D. We think that the Soviets are uncomfortable about relying very heavily on a regime as unreliable as that of the PDRY, especially after the loss of their substantial military investment in Somalia. However, to maintain their current naval operations in the Indian Ocean, the Soviets need access to docking and repair facilities, and possibly landing rights for reconnaisance flights and a secure communications site at Aden.

E. The PDRY leadership, for its part, realizes that the Soviets could not easily find satisfactory alternative port facilities in the entire Indian Ocean. Iraq and Mozambique are too far away for convenience and Ethiopia’s regime is too unstable politically and its ports of too limited [Page 753] access and capacity. Thus, PDRY probably feels that it can drive a hard bargain in future PDRY-Soviet relations.

F. As a result, we believe that Soviet use of PDRY naval and air facilities will be expanded and possibly will include a communications site north of Aden. We already note some increased Soviet use of storage facilities, but we do not anticipate a Soviet military buildup in PDRY as great as that which occurred over the past four years in Somalia. In return for expanded privileges, the Soviets will probably give PDRY more arms and possibly increased, though still modest, economic aid. We have recently observed new SA–2 surface-to-air missiles in Aden; these missiles could be part of the Soviet inducement for greater access to South Yemeni facilities. There is evidence that the Soviets have arranged to send some PDRY military equipment to Ethiopia (three MI–8 helicopters, and probably small arms), and will replace such equipment with new deliveries.

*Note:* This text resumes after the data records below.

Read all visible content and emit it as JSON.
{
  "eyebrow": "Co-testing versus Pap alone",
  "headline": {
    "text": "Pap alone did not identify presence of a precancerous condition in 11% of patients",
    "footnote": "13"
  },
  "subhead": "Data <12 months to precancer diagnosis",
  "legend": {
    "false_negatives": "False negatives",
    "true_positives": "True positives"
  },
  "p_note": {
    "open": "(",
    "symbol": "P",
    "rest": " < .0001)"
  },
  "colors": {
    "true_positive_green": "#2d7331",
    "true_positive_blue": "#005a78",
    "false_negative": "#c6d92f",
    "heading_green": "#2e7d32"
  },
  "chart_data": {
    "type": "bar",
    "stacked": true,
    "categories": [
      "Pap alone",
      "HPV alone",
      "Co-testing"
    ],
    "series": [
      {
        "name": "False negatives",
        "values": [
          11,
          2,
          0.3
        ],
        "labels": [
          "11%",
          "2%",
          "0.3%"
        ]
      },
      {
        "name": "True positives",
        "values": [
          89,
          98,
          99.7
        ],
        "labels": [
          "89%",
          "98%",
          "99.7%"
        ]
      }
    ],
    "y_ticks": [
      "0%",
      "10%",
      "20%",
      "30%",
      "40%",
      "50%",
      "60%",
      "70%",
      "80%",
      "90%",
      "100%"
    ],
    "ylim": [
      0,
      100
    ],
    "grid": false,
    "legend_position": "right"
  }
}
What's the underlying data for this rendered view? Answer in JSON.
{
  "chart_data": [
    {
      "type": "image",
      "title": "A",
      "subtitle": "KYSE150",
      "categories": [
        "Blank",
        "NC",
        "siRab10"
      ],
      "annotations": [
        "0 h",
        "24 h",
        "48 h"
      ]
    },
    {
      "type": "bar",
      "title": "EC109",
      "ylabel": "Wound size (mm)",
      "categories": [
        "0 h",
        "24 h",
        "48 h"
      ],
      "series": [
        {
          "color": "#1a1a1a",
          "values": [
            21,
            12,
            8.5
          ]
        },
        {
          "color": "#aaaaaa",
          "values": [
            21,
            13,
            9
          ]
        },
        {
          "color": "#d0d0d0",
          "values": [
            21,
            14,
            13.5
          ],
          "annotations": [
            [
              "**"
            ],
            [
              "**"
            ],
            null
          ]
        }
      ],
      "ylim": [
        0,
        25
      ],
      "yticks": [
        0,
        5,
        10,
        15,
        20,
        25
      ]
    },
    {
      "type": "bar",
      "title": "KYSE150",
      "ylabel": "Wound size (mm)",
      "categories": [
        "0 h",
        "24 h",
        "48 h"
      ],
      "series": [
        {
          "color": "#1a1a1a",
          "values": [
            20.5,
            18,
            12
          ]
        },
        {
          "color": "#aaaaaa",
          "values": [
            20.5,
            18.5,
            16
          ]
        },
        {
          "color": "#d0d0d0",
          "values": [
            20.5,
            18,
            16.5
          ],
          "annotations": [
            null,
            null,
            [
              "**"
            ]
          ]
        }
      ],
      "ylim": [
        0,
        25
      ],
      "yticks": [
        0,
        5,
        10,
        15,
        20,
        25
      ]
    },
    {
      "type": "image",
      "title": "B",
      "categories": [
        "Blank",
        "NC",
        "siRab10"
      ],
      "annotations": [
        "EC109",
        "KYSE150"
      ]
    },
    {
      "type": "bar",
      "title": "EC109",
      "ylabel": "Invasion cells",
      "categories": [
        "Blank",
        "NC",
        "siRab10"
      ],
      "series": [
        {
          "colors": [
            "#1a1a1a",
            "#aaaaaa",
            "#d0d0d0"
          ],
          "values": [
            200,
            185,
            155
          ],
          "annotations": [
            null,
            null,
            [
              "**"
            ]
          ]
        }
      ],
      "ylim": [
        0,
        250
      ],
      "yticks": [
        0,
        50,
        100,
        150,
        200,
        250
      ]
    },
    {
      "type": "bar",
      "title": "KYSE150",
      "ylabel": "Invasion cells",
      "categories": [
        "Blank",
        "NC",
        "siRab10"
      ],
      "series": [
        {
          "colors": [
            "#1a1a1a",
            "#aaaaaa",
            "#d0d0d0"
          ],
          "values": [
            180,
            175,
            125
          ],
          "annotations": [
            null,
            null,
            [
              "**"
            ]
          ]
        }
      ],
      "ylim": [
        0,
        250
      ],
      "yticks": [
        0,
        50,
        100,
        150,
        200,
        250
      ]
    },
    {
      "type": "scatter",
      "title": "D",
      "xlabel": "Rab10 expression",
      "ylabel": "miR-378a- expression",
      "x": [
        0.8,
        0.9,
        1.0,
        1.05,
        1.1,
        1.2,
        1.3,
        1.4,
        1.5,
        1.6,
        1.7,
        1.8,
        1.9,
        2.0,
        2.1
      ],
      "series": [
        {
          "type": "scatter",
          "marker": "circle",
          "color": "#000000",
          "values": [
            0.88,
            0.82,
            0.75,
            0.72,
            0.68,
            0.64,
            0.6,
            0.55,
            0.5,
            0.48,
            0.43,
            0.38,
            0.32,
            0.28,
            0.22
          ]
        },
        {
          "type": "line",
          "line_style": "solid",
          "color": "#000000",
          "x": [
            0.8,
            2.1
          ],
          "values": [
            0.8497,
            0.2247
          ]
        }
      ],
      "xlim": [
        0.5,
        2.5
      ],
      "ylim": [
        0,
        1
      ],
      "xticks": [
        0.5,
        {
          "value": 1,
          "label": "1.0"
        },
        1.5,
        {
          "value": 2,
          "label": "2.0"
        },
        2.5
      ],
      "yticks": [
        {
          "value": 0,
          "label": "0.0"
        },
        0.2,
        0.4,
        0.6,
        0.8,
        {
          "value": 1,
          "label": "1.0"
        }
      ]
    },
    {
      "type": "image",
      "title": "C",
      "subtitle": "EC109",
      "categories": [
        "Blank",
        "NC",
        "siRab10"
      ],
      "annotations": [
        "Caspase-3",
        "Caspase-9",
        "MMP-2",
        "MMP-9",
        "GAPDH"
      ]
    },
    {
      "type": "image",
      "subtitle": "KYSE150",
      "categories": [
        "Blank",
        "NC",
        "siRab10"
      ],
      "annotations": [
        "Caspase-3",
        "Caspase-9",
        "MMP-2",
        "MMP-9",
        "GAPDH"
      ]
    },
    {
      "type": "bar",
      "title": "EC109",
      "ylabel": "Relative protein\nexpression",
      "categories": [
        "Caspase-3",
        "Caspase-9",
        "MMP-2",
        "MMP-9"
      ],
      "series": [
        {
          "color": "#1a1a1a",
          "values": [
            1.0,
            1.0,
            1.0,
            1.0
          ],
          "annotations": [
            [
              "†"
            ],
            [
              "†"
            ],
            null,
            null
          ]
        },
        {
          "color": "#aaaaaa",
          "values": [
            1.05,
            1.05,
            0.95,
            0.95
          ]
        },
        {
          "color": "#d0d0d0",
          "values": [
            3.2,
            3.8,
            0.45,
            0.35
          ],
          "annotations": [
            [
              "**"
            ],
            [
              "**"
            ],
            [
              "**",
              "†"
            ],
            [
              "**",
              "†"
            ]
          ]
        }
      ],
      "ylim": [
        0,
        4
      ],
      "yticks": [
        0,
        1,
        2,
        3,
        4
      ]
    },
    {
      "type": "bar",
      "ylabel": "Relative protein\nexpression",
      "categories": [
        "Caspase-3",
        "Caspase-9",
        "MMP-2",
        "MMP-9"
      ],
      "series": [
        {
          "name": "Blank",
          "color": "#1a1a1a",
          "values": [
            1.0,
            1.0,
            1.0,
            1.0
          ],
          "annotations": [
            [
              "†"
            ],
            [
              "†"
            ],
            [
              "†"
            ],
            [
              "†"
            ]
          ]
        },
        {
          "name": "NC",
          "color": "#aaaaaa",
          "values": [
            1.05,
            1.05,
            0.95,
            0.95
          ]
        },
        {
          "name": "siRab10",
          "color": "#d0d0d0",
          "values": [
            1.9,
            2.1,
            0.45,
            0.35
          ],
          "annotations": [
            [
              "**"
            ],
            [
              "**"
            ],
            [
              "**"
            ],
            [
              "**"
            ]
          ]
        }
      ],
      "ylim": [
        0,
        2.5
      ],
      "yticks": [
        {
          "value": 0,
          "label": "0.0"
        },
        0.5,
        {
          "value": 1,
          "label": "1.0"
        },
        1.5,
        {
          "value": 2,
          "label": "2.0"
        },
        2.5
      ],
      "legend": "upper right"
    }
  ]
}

G. In addition to interest in PDRY naval and air facilities for its own needs, the Soviet Union has also come to depend on Aden as a major staging area for its air and naval supply link with Ethiopia. Important as the airlift is to Ethiopia, however, it is still relatively modest. Since the end of November, the Soviets have sent over 40 flights through Aden to Ethiopia. All of the Soviet flights to Ethiopia have been via Aden. The preferred Soviet route, at least for the moment, appears to be through Iraq via the Gulf to Aden. Most of the Soviet flights have been military transports carrying what we believe to be aircraft, ammunition, spare parts, and various other items of military equipment. In addition, nearly a dozen of the flights have been passenger aircraft, probably carrying Soviet advisory personnel to Ethiopia. We estimate that as many as 1,400 Soviet personnel could have been sent in this fashion.

H. The use of Aden as a staging area for the Soviet supply of Ethiopia benefits both governments. For the Soviets, Aden is a secure and well equipped facility whose use enables them to deliver supplies near the final destination and to conserve on scarce fuel supplies in Addis Ababa. It also offers limited facilities for ship repair. On the other hand, we believe it would take perhaps six months for the South Yemenis to refurbish the facilities at Aden’s port to raise them to the standard of services required by the Soviet fleet. From the PDRY’s viewpoint, cooperating in the Soviet airlift provides a demonstration of its ability to support progressive regimes and improves its case for greater Soviet aid, while still not allowing the Soviets too great a presence on PDRY soil.

  1. Source: Carter Library, National Security Affairs, Staff Material, Middle East, Subject File, Box 93, Yemen: Democratic Republic (South): 2/77–9/80. Secret; Priority. Drafted by Griffin (INR/RNA); cleared by Twinam and Wisner and in CIA/NIO/NE; approved by Saunders.
  2. Vance visited Riyadh December 14–15. He met with Saud, Fahd, and King Khalid. For Vance’s December 14 meeting with Fahd, see Document 161. For Vance’s meetings with Saud and Khalid on December 14, see footnote 1, Document 161.
  3. The Somali Government renounced its Treaty of Friendship and Cooperation with the Soviet Union on November 13, ending Soviet use of naval facilities at Berbera.